New Dip On The Block

I haven’t had much time to blog these days, but I did want to share a delicious recipe! This chocolate coconut cream is delicious on its own or to dip fruit into. It’s like a chocolate whipped cream or chocolate mousse. Who wouldn’t love that? Enjoy as a dip for fruit, healthy graham crackers, baby cookies or your fingers (hey, I won’t judge you). We all love it around here!
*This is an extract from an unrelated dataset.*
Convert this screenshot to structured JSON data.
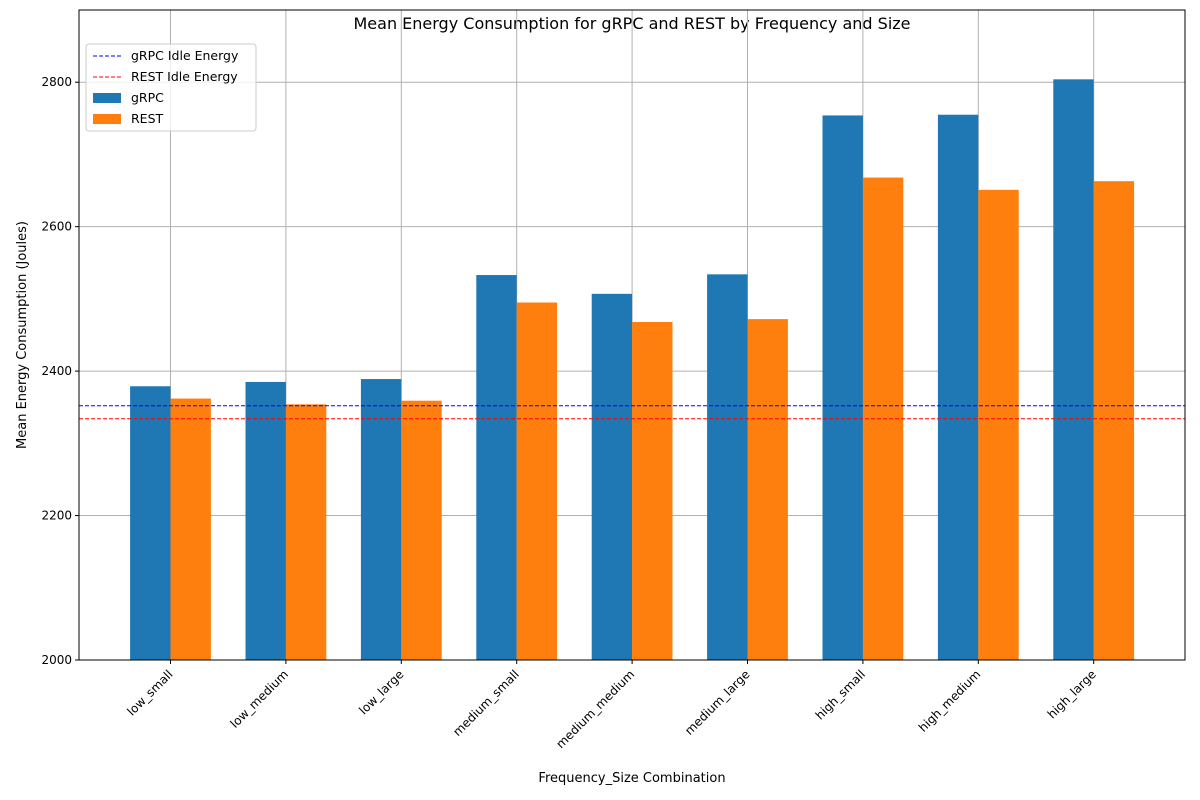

Chocolate Coconut Cream Dip


  • 1 (400ml) can coconut milk, refrigerated for at least 8 hours (check your can because some coconut milk cans open on the bottom. In that case you will have to refrigerate your can upside down).
  • 3 tablespoons pure maple syrup
  • 1/2 teaspoon pure vanilla extract
  • 1 1/2 tablespoons unsweetened  cocoa powder


  1. Open the chilled can of refrigerated coconut milk and spoon the thick coconut cream from the top of the can into a medium mixing bowl. The water will be at the bottom of the can and can be saved for a smoothie or other recipe.
  2. Add the maple syrup, vanilla and cocoa powder and beat until combined and smooth.

Enjoy! 🙂


9 thoughts on “New Dip On The Block

  1. Tiffany, I made this for a snack with some blueberries and blackberries we grow in our yard. I thought it was so good it tasted like ice cream, but better! My husband dipped ginger cookies in it and I also had bananas. yum! Thank you for sharing this recipe.